Speaking yesterday in the House of Commons, chief secretary to the Treasury Danny Alexander described an increase to the pensions 'cost ceilings', where employees in the public sector would receive pensions based on one 60th the value of the average salary, which he added is 8% more than previous proposals.
He said: "This generous offer should be more than sufficient to allow agreement to be reached with unions."
And although in prime ministers questions yesterday, the prime minister David Cameron said the proposals would give public sector staff higer retirement savings than most private sector employees, Unison the largest public sector trade union in the UK still plns to ballot its members today over industrial action on 30 November.
Alexander said any changed would not affect any staff within 10 years of retirement and suggested a settlement could pave the way for an agreement not to reform pensions further in the public sector, for 25 years.
The proposals were put forward at a meeting of the TUC's Public Services Liaison Group (PSLG) at Congress House in London yesterday morning. In a statement the PSLG said: "At the meeting earlier today Danny Alexander and Francis Maude outlined a number of new proposals to the TUC negotiating team, including an improvement in the proposed accrual rates within the major public service schemes compared to their previous position, and new proposed transitional protections for those closest to retirement. They also indicated a long-term commitment to any agreed reforms not being reopened within the next 25 years.
"The PSLG welcomed this movement in the Government's position which has come as a direct result of the strength of feeling and determination shown by public sector workers and the groundswell of support for the TUC's day of action at the end of this month.
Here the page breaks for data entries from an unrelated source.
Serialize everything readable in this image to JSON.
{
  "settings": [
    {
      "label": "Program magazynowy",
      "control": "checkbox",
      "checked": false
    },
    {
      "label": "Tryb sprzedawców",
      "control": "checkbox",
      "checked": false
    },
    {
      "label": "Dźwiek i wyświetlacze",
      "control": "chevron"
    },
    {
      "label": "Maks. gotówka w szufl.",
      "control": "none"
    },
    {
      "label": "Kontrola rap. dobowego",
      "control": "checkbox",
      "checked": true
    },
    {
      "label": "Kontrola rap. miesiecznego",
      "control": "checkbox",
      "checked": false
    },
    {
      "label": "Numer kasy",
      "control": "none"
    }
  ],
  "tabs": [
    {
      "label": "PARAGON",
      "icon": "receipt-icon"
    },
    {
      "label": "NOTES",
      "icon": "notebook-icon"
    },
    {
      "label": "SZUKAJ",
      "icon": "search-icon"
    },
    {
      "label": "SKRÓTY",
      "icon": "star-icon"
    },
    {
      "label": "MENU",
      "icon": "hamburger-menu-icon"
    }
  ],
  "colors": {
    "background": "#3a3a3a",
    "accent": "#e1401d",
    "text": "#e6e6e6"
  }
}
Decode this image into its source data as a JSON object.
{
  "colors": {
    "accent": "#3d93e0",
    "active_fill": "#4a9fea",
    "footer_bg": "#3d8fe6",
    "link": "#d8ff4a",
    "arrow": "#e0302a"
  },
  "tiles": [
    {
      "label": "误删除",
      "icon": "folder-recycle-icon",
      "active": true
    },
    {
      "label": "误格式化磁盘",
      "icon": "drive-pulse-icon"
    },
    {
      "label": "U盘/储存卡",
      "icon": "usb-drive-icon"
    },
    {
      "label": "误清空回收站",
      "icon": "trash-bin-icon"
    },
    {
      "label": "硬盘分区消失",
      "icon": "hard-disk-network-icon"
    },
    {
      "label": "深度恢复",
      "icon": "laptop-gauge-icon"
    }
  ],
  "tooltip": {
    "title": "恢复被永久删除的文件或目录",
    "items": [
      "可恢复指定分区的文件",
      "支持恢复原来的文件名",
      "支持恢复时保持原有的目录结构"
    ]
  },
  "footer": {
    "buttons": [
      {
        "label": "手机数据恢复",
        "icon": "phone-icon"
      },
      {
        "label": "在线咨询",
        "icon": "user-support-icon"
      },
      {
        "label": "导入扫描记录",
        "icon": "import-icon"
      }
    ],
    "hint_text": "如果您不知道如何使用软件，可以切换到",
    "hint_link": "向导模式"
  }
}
"These proposals, and their detailed implications for the pensions offer within each scheme, will now need to be considered in detail within the sector specific negotiations, alongside all the other issues including proposed contribution increases, increases in the pension age, and the impact of the indexation change from RPI to CPI on which the government's position remains unchanged.
"All the unions have indicated throughout this process their determination to reach a negotiated settlement on all these issues. That remains the position and unions will engage intensively in the coming weeks. But unless and until further real progress is made and acceptable offers are made within those negotiations, unions remain firmly committed to continuing their preparations for the planned day of action on 30 November.
"A further meeting of the PSLG will be held in November to consider reports on any progress made within the sector talks."
Unite assistant general secretary, Gail Cartmail said: "If it wasn't for the strength of feeling amongst public sector workers, the Government would have never made this change to their original and dreadful proposals.
"This is welcome, but it is a first step. Now the negotiations with the government can begin in earnest, but there is no time to waste. There is still along way to go and Unite remains committed to the Day of Action on 30 November.
"It is absolutely vital that we continue to campaign and keep up the fantastic work union representatives and members are doing across the public sector to defend public sector pensions."
Joanne Segars, chief executive of the National Association of Pension Funds (NAPF), added: "The Government's announcement is an important milestone in the negotiations on public sector pensions reform. Such reform is necessary to guarantee their long-term sustainability and to ensure public sector workers can continue to receive good quality pensions.
"Ultimately, we need to avoid a race to the bottom. All workers, whether in the public or private sector, should have the opportunity to retire with a good pension."